May 27-28 Tornado Outbreak
Powerful and destructive tornadoes affected parts of Iowa, Illinois, Indiana and Ohio on May 27-28 (Figure 13). Several dozen tornadoes were confirmed across the region, with three EF-3 and one EF-4 tornado in Ohio around 10-11pm local time. The strongest tornado occurred in Montgomery County, OH, packing EF-4 winds estimated at 170 mph. The storm tracked 19 miles from Brookville, to Trotwood, Dayton and Riverside for 31 minutes, with a maximum width of over half a mile. Hundreds of homes and apartment complexes were damaged along with thousands of trees. The three EF-3 tornadoes confirmed in Ohio occurred near West Milton, OH (Darke/Miami counties), near Celina, OH (Mercer County) and from eastern Montgomery into western Greene County, OH. A fatality was reported in Celina when an automobile became airborne and hit a home. An injury was also reported from the West Milton tornado as a trailer home flipped, leading to broken ribs from an occupant.
Earlier in the evening in Indiana, several more damaging tornadoes moved across the northern half of the state. An EF 3 tornado was reported near Macy (Miami and Fulton counties) with a maximum path width of a half mile and winds up to 140 mph. Two injuries at a dairy farm were reported near Roll, IN (Blackford and Wells counties) from an EF-3 tornado with 150 mph winds and a path nearly seven-tenths of a mile wide. Another tornado near Pendleton, IN (Madison County) also led to a non-life threatening injury.
Flood Waters Rise Again
Increased precipitation during the final 10 days of May kept rivers from receding once again (Figure 14).

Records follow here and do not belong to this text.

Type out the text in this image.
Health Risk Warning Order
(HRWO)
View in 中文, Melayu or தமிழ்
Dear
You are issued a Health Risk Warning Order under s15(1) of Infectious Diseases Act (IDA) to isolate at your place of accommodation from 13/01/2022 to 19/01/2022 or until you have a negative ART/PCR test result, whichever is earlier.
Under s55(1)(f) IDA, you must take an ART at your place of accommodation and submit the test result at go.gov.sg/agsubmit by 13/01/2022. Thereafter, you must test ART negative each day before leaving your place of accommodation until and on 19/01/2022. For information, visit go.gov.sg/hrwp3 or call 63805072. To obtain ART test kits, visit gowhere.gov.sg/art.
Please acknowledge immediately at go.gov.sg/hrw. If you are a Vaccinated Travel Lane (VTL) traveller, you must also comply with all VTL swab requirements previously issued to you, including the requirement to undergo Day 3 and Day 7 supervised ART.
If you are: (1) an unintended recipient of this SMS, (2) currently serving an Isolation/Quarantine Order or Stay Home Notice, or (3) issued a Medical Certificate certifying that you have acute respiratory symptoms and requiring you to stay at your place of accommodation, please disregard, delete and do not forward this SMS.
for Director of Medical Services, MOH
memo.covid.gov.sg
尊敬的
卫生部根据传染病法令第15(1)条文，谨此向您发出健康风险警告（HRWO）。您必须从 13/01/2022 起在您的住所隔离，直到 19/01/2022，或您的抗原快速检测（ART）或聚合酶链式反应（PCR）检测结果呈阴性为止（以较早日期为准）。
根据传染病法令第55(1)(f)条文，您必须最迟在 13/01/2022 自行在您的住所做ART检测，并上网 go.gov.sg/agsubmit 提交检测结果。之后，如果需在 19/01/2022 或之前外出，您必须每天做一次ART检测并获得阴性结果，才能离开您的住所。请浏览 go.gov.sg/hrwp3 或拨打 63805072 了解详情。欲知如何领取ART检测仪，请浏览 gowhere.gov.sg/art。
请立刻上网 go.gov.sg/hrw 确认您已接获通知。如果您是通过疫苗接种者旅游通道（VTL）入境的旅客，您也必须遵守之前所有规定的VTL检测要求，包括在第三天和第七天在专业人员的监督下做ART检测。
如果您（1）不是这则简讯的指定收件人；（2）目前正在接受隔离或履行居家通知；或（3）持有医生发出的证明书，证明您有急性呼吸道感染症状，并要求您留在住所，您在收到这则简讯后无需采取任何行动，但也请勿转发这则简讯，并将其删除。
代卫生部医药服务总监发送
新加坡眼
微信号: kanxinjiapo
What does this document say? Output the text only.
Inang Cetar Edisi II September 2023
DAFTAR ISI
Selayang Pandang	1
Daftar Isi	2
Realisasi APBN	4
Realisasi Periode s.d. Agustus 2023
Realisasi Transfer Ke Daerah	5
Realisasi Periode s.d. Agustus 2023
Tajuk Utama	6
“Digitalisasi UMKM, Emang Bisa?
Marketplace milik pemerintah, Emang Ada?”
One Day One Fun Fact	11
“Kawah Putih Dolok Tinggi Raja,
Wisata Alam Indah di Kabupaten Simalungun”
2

Major flooding occurred along the Mississippi River
(Figure 15) along most of the western Illinois border by the end of the period as heavy rain continued to fall. Major flooding was also reported along the Missouri River (Figure 16), Illinois River
(Figure 17), Kaskaskia River (Figure 18), South Sauk River
(Figure 19) and Grand River (Figure 20).